From Pain to Peace: The Value of Journaling

Female seated and writing in journal

This year has definitely been a year of struggle and changes – due to a virus no one could control!  As with all viruses, we know that “this too shall pass.”  Viruses run their course.  However...

During the past six months, people have had to be separated from loved ones, had important events cancelled, been forced to work at home, and at the very least we have all been forced to wear an uncomfortable face mask whenever we leave home.  Many have been left feeling isolated and somewhat depressed.  How can we deal with these feelings?

One important discipline that I learned during the aftermath of surviving brain surgery and fibromyalgia, as chronicled in my book, Supernatural Rescue, was the value of journaling.  I was in an empty, “vegetable-like” state after my brain surgery, unable to walk, think, or speak without difficulty.  All I seemed to be able to do was put my face in my hands and cry, not knowing how to process my feelings.  My home health care nurse gave me the best possible, but very unexpected advice, “Write down your thoughts and feelings in a journal.”

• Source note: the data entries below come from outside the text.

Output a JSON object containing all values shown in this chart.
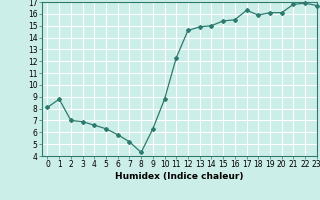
{
  "x": [
    0,
    1,
    2,
    3,
    4,
    5,
    6,
    7,
    8,
    9,
    10,
    11,
    12,
    13,
    14,
    15,
    16,
    17,
    18,
    19,
    20,
    21,
    22,
    23
  ],
  "y": [
    8.1,
    8.8,
    7.0,
    6.9,
    6.6,
    6.3,
    5.8,
    5.2,
    4.3,
    6.3,
    8.8,
    12.3,
    14.6,
    14.9,
    15.0,
    15.4,
    15.5,
    16.3,
    15.9,
    16.1,
    16.1,
    16.8,
    16.9,
    16.7
  ],
  "line_color": "#2d7a6e",
  "marker": "D",
  "markersize": 2.0,
  "bg_color": "#cceee8",
  "grid_color": "#ffffff",
  "xlabel": "Humidex (Indice chaleur)",
  "ylim": [
    4,
    17
  ],
  "xlim": [
    -0.5,
    23
  ],
  "yticks": [
    4,
    5,
    6,
    7,
    8,
    9,
    10,
    11,
    12,
    13,
    14,
    15,
    16,
    17
  ],
  "xticks": [
    0,
    1,
    2,
    3,
    4,
    5,
    6,
    7,
    8,
    9,
    10,
    11,
    12,
    13,
    14,
    15,
    16,
    17,
    18,
    19,
    20,
    21,
    22,
    23
  ],
  "tick_label_fontsize": 5.5,
  "xlabel_fontsize": 6.5,
  "linewidth": 0.9
}
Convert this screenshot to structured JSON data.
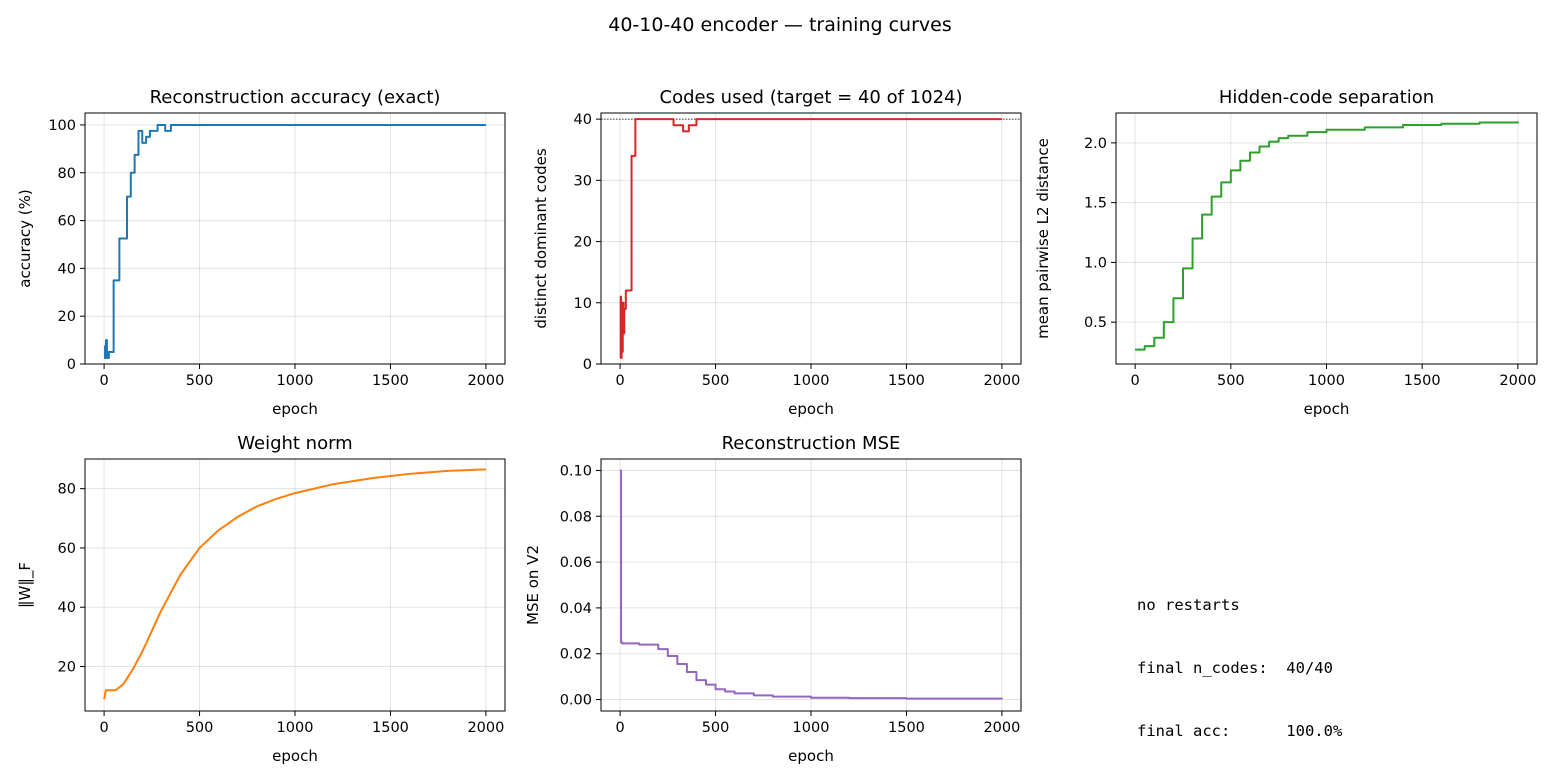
{
  "suptitle": "40-10-40 encoder — training curves",
  "summary": {
    "line1": "no restarts",
    "line2": "final n_codes:  40/40",
    "line3": "final acc:      100.0%"
  },
  "chart_data": [
    {
      "id": "acc",
      "type": "line",
      "title": "Reconstruction accuracy (exact)",
      "xlabel": "epoch",
      "ylabel": "accuracy (%)",
      "xlim": [
        -100,
        2100
      ],
      "ylim": [
        0,
        105
      ],
      "xticks": [
        0,
        500,
        1000,
        1500,
        2000
      ],
      "yticks": [
        0,
        20,
        40,
        60,
        80,
        100
      ],
      "grid": true,
      "color": "#1f77b4",
      "step": true,
      "series": [
        {
          "x": [
            0,
            5,
            8,
            10,
            15,
            20,
            25,
            40,
            50,
            80,
            100,
            120,
            140,
            160,
            180,
            200,
            220,
            240,
            260,
            280,
            300,
            320,
            350,
            400,
            2000
          ],
          "y": [
            2.5,
            7.5,
            2.5,
            10,
            5,
            2.5,
            5,
            5,
            35,
            52.5,
            52.5,
            70,
            80,
            87.5,
            97.5,
            92.5,
            95,
            97.5,
            97.5,
            100,
            100,
            97.5,
            100,
            100,
            100
          ]
        }
      ]
    },
    {
      "id": "codes",
      "type": "line",
      "title": "Codes used (target = 40 of 1024)",
      "xlabel": "epoch",
      "ylabel": "distinct dominant codes",
      "xlim": [
        -100,
        2100
      ],
      "ylim": [
        0,
        41
      ],
      "xticks": [
        0,
        500,
        1000,
        1500,
        2000
      ],
      "yticks": [
        0,
        10,
        20,
        30,
        40
      ],
      "grid": true,
      "color": "#d62728",
      "step": true,
      "reference_line": 40,
      "series": [
        {
          "x": [
            0,
            3,
            5,
            8,
            10,
            14,
            18,
            22,
            26,
            30,
            40,
            60,
            80,
            100,
            150,
            200,
            250,
            280,
            300,
            330,
            360,
            400,
            2000
          ],
          "y": [
            1,
            11,
            1,
            8,
            2,
            10,
            5,
            9,
            9,
            12,
            12,
            34,
            40,
            40,
            40,
            40,
            40,
            39,
            39,
            38,
            39,
            40,
            40
          ]
        }
      ]
    },
    {
      "id": "sep",
      "type": "line",
      "title": "Hidden-code separation",
      "xlabel": "epoch",
      "ylabel": "mean pairwise L2 distance",
      "xlim": [
        -100,
        2100
      ],
      "ylim": [
        0.15,
        2.25
      ],
      "xticks": [
        0,
        500,
        1000,
        1500,
        2000
      ],
      "yticks": [
        0.5,
        1.0,
        1.5,
        2.0
      ],
      "ytick_format": 1,
      "grid": true,
      "color": "#2ca02c",
      "step": true,
      "series": [
        {
          "x": [
            0,
            50,
            100,
            150,
            200,
            250,
            300,
            350,
            400,
            450,
            500,
            550,
            600,
            650,
            700,
            750,
            800,
            900,
            1000,
            1200,
            1400,
            1600,
            1800,
            2000
          ],
          "y": [
            0.27,
            0.3,
            0.37,
            0.5,
            0.7,
            0.95,
            1.2,
            1.4,
            1.55,
            1.67,
            1.77,
            1.85,
            1.92,
            1.97,
            2.01,
            2.04,
            2.06,
            2.09,
            2.11,
            2.13,
            2.15,
            2.16,
            2.17,
            2.18
          ]
        }
      ]
    },
    {
      "id": "wnorm",
      "type": "line",
      "title": "Weight norm",
      "xlabel": "epoch",
      "ylabel": "‖W‖_F",
      "xlim": [
        -100,
        2100
      ],
      "ylim": [
        5,
        90
      ],
      "xticks": [
        0,
        500,
        1000,
        1500,
        2000
      ],
      "yticks": [
        20,
        40,
        60,
        80
      ],
      "grid": true,
      "color": "#ff7f0e",
      "step": false,
      "series": [
        {
          "x": [
            0,
            10,
            30,
            60,
            100,
            150,
            200,
            250,
            300,
            400,
            500,
            600,
            700,
            800,
            900,
            1000,
            1200,
            1400,
            1600,
            1800,
            2000
          ],
          "y": [
            9,
            12,
            12,
            12,
            14,
            19,
            25,
            32,
            39,
            51,
            60,
            66,
            70.5,
            74,
            76.5,
            78.5,
            81.5,
            83.5,
            85,
            86,
            86.5
          ]
        }
      ]
    },
    {
      "id": "mse",
      "type": "line",
      "title": "Reconstruction MSE",
      "xlabel": "epoch",
      "ylabel": "MSE on V2",
      "xlim": [
        -100,
        2100
      ],
      "ylim": [
        -0.005,
        0.105
      ],
      "xticks": [
        0,
        500,
        1000,
        1500,
        2000
      ],
      "yticks": [
        0.0,
        0.02,
        0.04,
        0.06,
        0.08,
        0.1
      ],
      "ytick_format": 2,
      "grid": true,
      "color": "#9467bd",
      "step": true,
      "series": [
        {
          "x": [
            0,
            5,
            10,
            100,
            200,
            250,
            300,
            350,
            400,
            450,
            500,
            550,
            600,
            700,
            800,
            1000,
            1200,
            1500,
            2000
          ],
          "y": [
            0.1,
            0.025,
            0.0245,
            0.024,
            0.022,
            0.019,
            0.0155,
            0.012,
            0.0085,
            0.0065,
            0.0045,
            0.0035,
            0.0027,
            0.0018,
            0.0013,
            0.0008,
            0.0006,
            0.0004,
            0.0003
          ]
        }
      ]
    }
  ]
}
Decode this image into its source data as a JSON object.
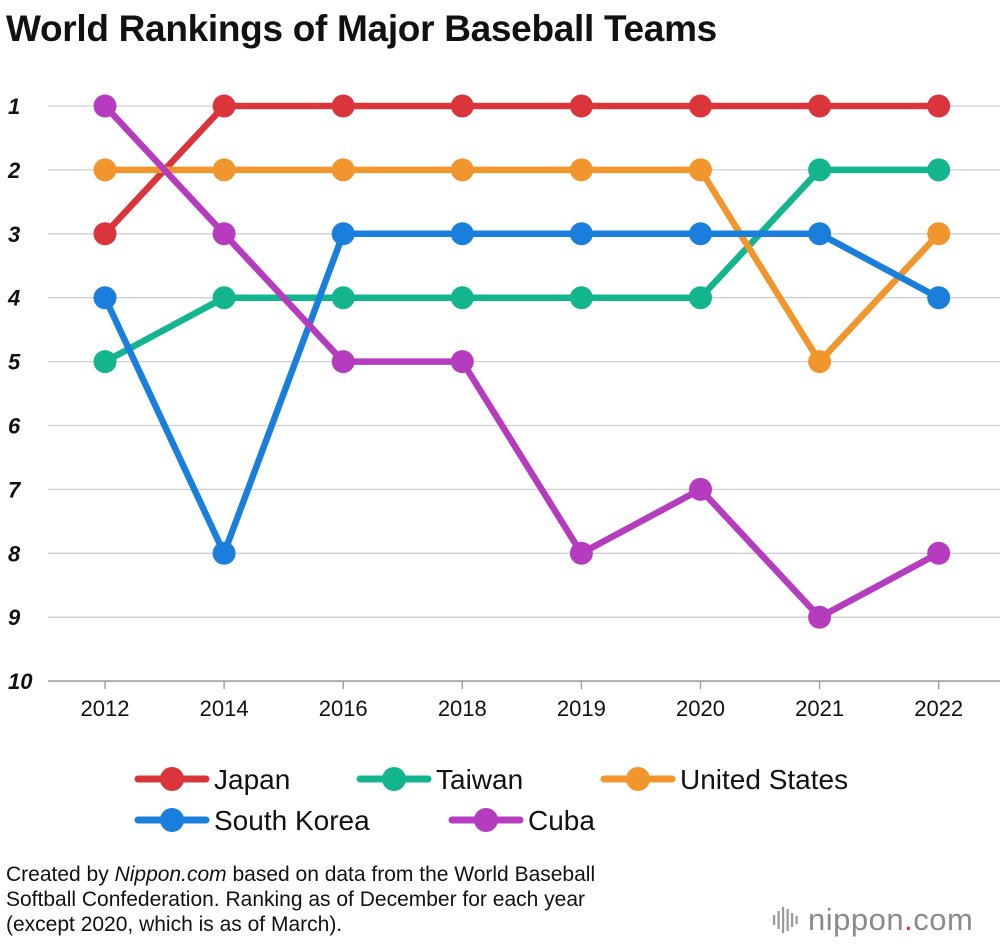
{
  "chart_data": {
    "type": "line",
    "title": "World Rankings of Major Baseball Teams",
    "x": [
      "2012",
      "2014",
      "2016",
      "2018",
      "2019",
      "2020",
      "2021",
      "2022"
    ],
    "y_ticks": [
      "1",
      "2",
      "3",
      "4",
      "5",
      "6",
      "7",
      "8",
      "9",
      "10"
    ],
    "ylim": [
      1,
      10
    ],
    "y_inverted": true,
    "grid": true,
    "legend_position": "bottom",
    "series": [
      {
        "name": "Japan",
        "color": "#d9353a",
        "values": [
          3,
          1,
          1,
          1,
          1,
          1,
          1,
          1
        ]
      },
      {
        "name": "Taiwan",
        "color": "#13b58e",
        "values": [
          5,
          4,
          4,
          4,
          4,
          4,
          2,
          2
        ]
      },
      {
        "name": "United States",
        "color": "#f0962d",
        "values": [
          2,
          2,
          2,
          2,
          2,
          2,
          5,
          3
        ]
      },
      {
        "name": "South Korea",
        "color": "#1a7fdc",
        "values": [
          4,
          8,
          3,
          3,
          3,
          3,
          3,
          4
        ]
      },
      {
        "name": "Cuba",
        "color": "#b53cbe",
        "values": [
          1,
          3,
          5,
          5,
          8,
          7,
          9,
          8
        ]
      }
    ]
  },
  "footnote": {
    "part1": "Created by ",
    "source": "Nippon.com",
    "part2": " based on data from the World Baseball",
    "line2": "Softball Confederation. Ranking as of December for each year",
    "line3": "(except 2020, which is as of March)."
  },
  "brand": {
    "name": "nippon",
    "dot": ".",
    "suffix": "com",
    "icon": "sound-bars-icon"
  }
}
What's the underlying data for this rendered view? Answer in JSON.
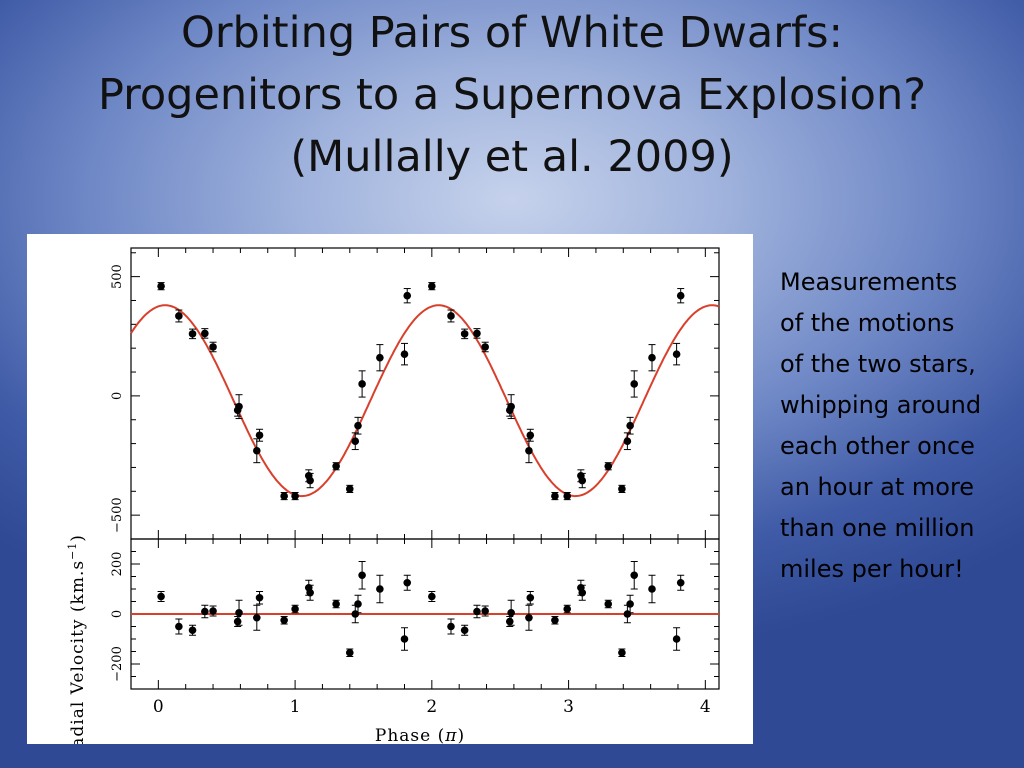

In the beginning, I could not read my own handwriting, but in the long run it helped me recognize that somehow there was a purpose to the pain.  It served the important purpose of allowing me to creatively process my journey through pain and suffering.

It also became a roadmap for the book.

Here are a couple of different ways to journal.

1.    One way to journal is to write down your thoughts and feelings regarding daily events in a diary.  While this might not necessarily be done every day, make it a goal to write in it at least several times a week.  It is very important to get your feelings “out” and on paper.  As you express them in written form it will help serve as a therapeutic way to release them to a degree from your physical body, helping to ease your stress and tension.

2.    A second form of journal writing can be in the form of prayer journaling.  In this style of journaling I regularly write down my daily concerns and prayer requests and consciously give those over to God.  I urge you to leave a space after each request in order to go back later to record the date and time that God provided an answer to that prayer.  Keep in mind, the answer could be “Yes, No, or, to be answered later in time.”  As you spend more time in this process, in time you will feel a release from holding on to all your fears, heartaches, and concerns.

In time, I have been able to better emulate the prayer that Jesus prayed, “Lord, not my will, but your will be done.”  Sometimes we don’t know how to pray, but scripture tells us in Romans that, as believers, God’s Holy Spirit intercedes for us.  Continue to pour out your heart to God.  Remember, God promises us in Jeremiah that he has a good plan for our future.  Allow Him to have a greater presence in your life.

May God bless you as you make the choices and decisions to be emotionally and spiritually healthy!